Les marchés émergents à suivre ne relèvent plus d’une simple curiosité. Ils occupent désormais une place réelle dans le marché de l’art, avec des ventes spécialisées, des collectionneurs identifiés et des références de prix de plus en plus nombreuses. L’art moderne et contemporain africain, les scènes d’Afrique du Nord et plusieurs foyers artistiques encore en phase d’expansion montrent que la cote peut évoluer rapidement dès lors que la demande, la visibilité et la documentation progressent ensemble.

Pour apprécier correctement la valeur d’une œuvre issue de ces segments, une approche méthodique reste indispensable. L’évaluation doit tenir compte de l’artiste, de la période, du médium, de la provenance et des résultats de ventes réellement observés. Si vous possédez une œuvre relevant de ces marchés en développement, une estimation gratuite par Fabien Robaldo permet d’obtenir un avis clair, fondé sur une véritable expertise et sur l’état actuel du marché.

FAQ

Qu’appelle-t-on un marché émergent dans l’art ?

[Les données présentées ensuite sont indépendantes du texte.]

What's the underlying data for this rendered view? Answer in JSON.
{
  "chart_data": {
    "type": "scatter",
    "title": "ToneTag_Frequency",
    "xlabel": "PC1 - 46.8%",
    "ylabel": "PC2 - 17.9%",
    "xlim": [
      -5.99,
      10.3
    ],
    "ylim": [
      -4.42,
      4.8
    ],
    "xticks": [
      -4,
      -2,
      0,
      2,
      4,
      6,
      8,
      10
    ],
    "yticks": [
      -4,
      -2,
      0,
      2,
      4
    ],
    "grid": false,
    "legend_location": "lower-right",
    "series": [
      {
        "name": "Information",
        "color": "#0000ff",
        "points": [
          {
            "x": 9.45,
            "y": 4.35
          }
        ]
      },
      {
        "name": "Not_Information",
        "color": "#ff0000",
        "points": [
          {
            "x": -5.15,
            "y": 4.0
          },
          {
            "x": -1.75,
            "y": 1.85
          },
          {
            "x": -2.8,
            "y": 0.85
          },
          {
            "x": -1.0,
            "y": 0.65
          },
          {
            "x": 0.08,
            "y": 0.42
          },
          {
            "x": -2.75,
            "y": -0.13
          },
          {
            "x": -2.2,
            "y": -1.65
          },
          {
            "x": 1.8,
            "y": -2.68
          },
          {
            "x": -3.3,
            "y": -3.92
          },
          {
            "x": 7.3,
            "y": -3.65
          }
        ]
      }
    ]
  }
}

Un marché émergent désigne un segment dont la visibilité, la demande et les résultats progressent, sans avoir encore atteint le niveau de stabilité des marchés les plus établis.

Pourquoi ces marchés attirent-ils davantage les collectionneurs ?

Ils attirent les collectionneurs parce qu’ils offrent de nouvelles scènes artistiques, des repères de prix encore évolutifs et un potentiel de relecture historique important.

L’art contemporain africain fait-il partie des marchés émergents à suivre ?

Oui. Il s’agit d’un segment particulièrement observé, avec une présence accrue dans les ventes spécialisées, les foires et les institutions.

La cote d’un artiste émergent est-elle stable ?

Pas toujours. La cote peut progresser rapidement, mais elle reste souvent plus sensible aux variations de demande et au nombre limité de résultats publics.

Quels critères influencent le plus la valeur d’une œuvre ?

L’artiste, la période, le format, le médium, le sujet, la provenance, la bibliographie et les comparables de ventes sont les principaux critères d’évaluation.

Un marché émergent concerne-t-il seulement les artistes vivants ?

Non. Il peut aussi concerner des artistes du XXe siècle redécouverts tardivement par les institutions, les galeries et les maisons de vente.

Les résultats de ventes suffisent-ils à fixer une valeur ?

Non. Ils constituent une base essentielle, mais l’expertise doit aussi replacer l’œuvre dans le parcours de l’artiste et dans la structure réelle du marché.

Pourquoi la provenance est-elle importante ?

La provenance aide à documenter l’œuvre, à renforcer sa lisibilité sur le marché et à soutenir la confiance des acheteurs lors de l’évaluation.

Les marchés d’Afrique du Nord sont-ils en progression ?

Oui. Les scènes d’Afrique du Nord bénéficient d’un intérêt croissant, avec des résultats significatifs et une meilleure visibilité internationale.

Une œuvre sur papier peut-elle avoir une forte valeur ?

Oui. Sa valeur dépend de l’artiste, de la rareté, de la période et de la demande, pas uniquement du support.

Comment obtenir une estimation fiable ?

Une estimation fiable repose sur une expertise documentée, l’analyse de la cote et la comparaison avec des ventes vérifiées.

Pourquoi demander une estimation gratuite à Fabien Robaldo ?

Parce qu’une estimation gratuite par Fabien Robaldo permet d’obtenir une première évaluation claire, neutre et adaptée au marché actuel.

*Les informations publiées sur ce site ont un objectif exclusivement informatif. Nous ne délivrons aucun certificat d’authenticité lorsqu’une estimation est demandée en ligne. Les estimations fournies restent sous toutes réserves de l’avis des artistes, fondations, comités ou instances officielles compétentes et reconnues.